Ford has long been one of the community’s champions for those whose lives are burdened by the stresses of poverty — Pagosans who struggle to put food on the table, pay the rent and medical bills, and face legal difficulties. He, with others in local government agencies, faith-based organizations and local charitable groups, work hard to assist people in need, without the bias that often colors discourse about neighbors who live under the poverty line. We hear far too much arrogant talk about “takers” and “parasites” from savants who fail to empathize with those who battle poverty on a daily basis. They do nothing to deal with the problem.
According to the U.S. Department of Health and Human Services (HHS), the official federal poverty line in 2012 was an annual income of up to $23,050 for a family of four. The 2010 Census Bureau report stated that 8.5 percent of the population of Archuleta County, 1,032 people, were living in poverty. Other sources indicate that rate could be as high as 12.5 percent. The Colorado Children’s Campaign released a statistic showing that 53.5 percent of Archuleta County’s children qualified for free or reduced priced lunches in 2012, with 4.8 percent of children in the county receiving Temporary Assistance to Needy Families in 2010. In 2010, the Women, Infants and Children (WIC) food and nutrition program served 260 local women, and children up to age 5, who were at nutritional risk. In May of 2012, 527 households in the county accepted food assistance through the Supplemental Nutrition Assistance Program.

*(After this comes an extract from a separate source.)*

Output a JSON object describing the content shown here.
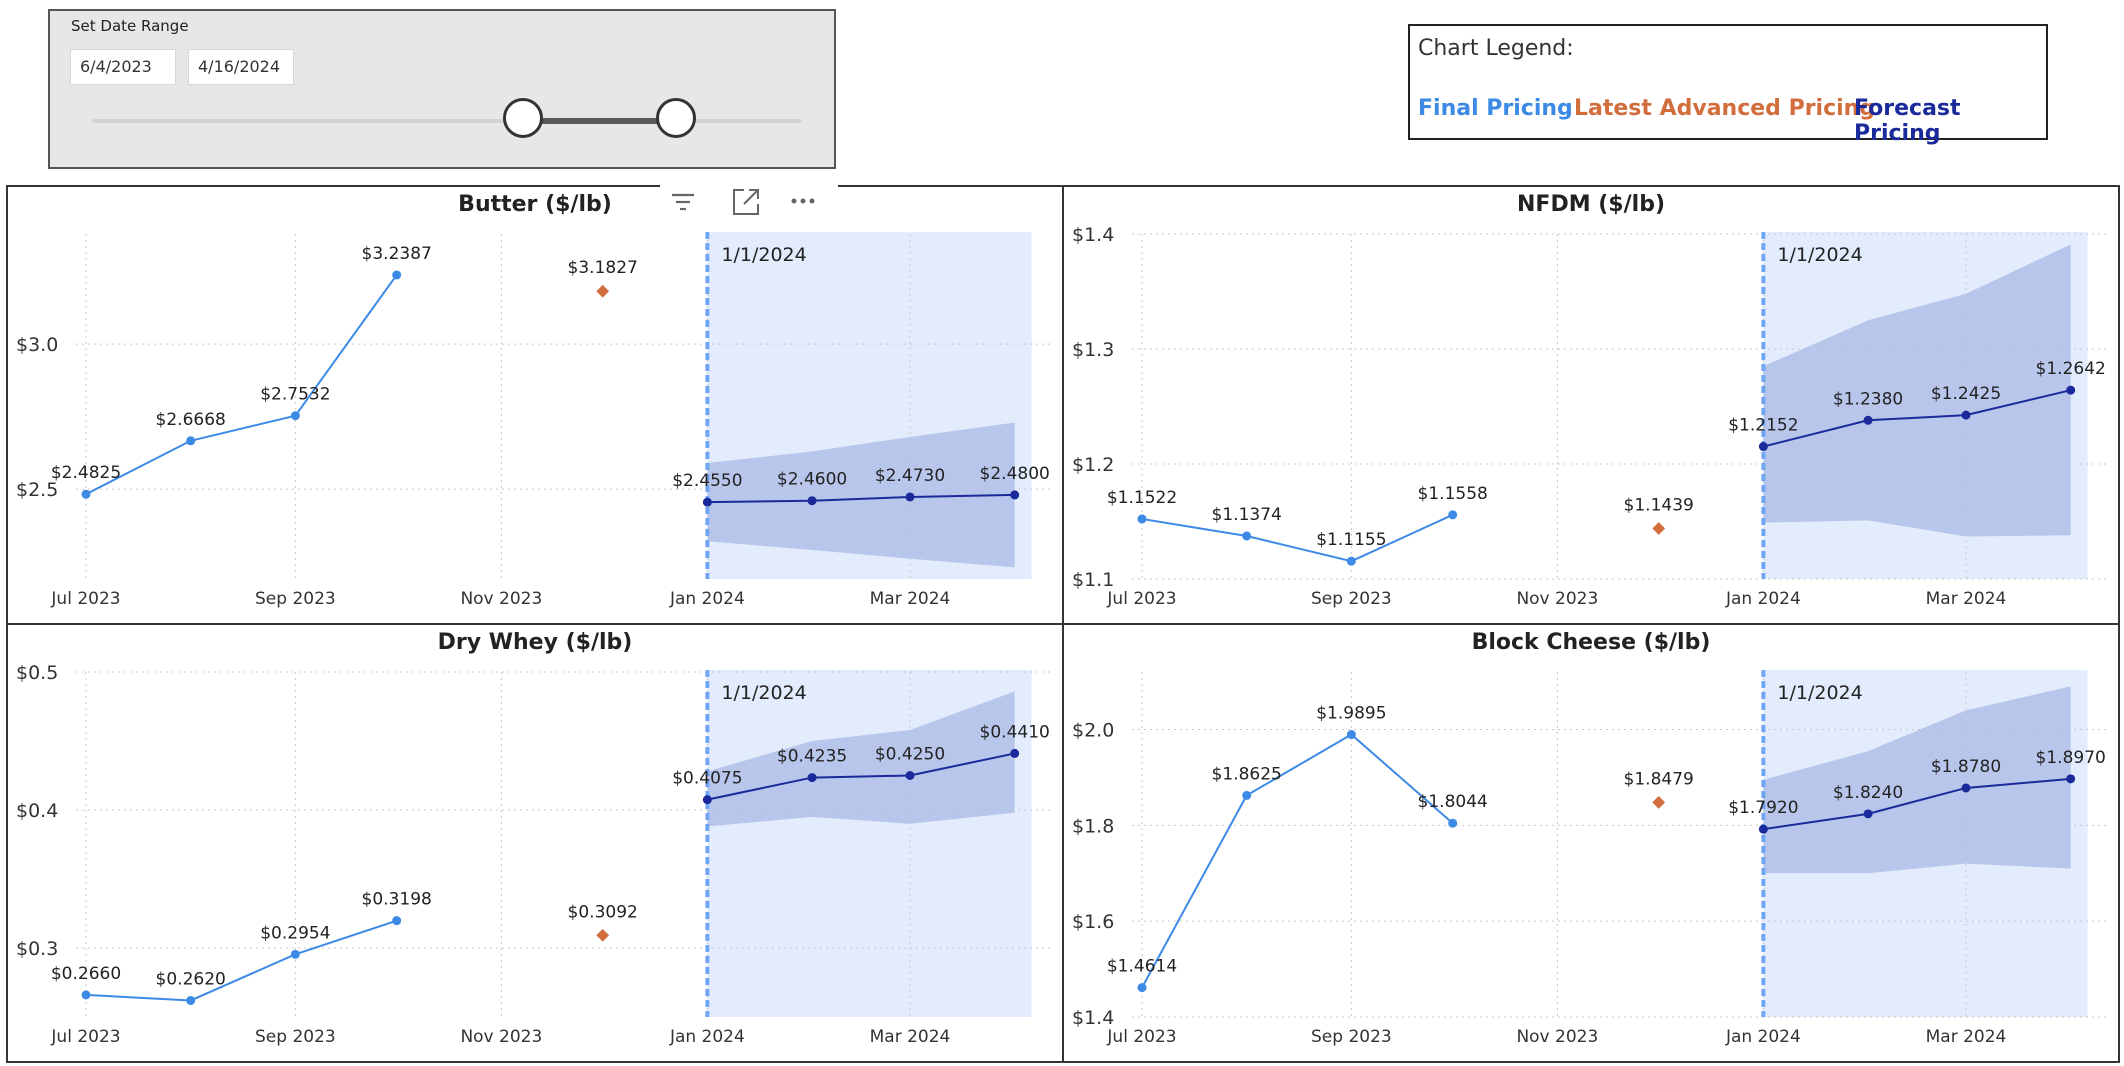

In 2010, the number of county residents ages 5-17 living in families in poverty was 21.8 percent, the highest percentage for that group since 1989. Each of these numbers is an indicator of how many people are in need here.
Thankfully, there are Pagosans who understand that poverty and its stresses can affect just about anyone — that most people trying to deal with this problem work or are eager to work. For those who sit in their easy chairs and spout nonsense about “takers” a dose of simulation might be good medicine for their disease.
Poverty and the demands of a paycheck-to-paycheck life are no simulation for a great many Pagosans and efforts like Ford’s can provide more of the area’s privileged residents an understanding of a situation that must be remedied.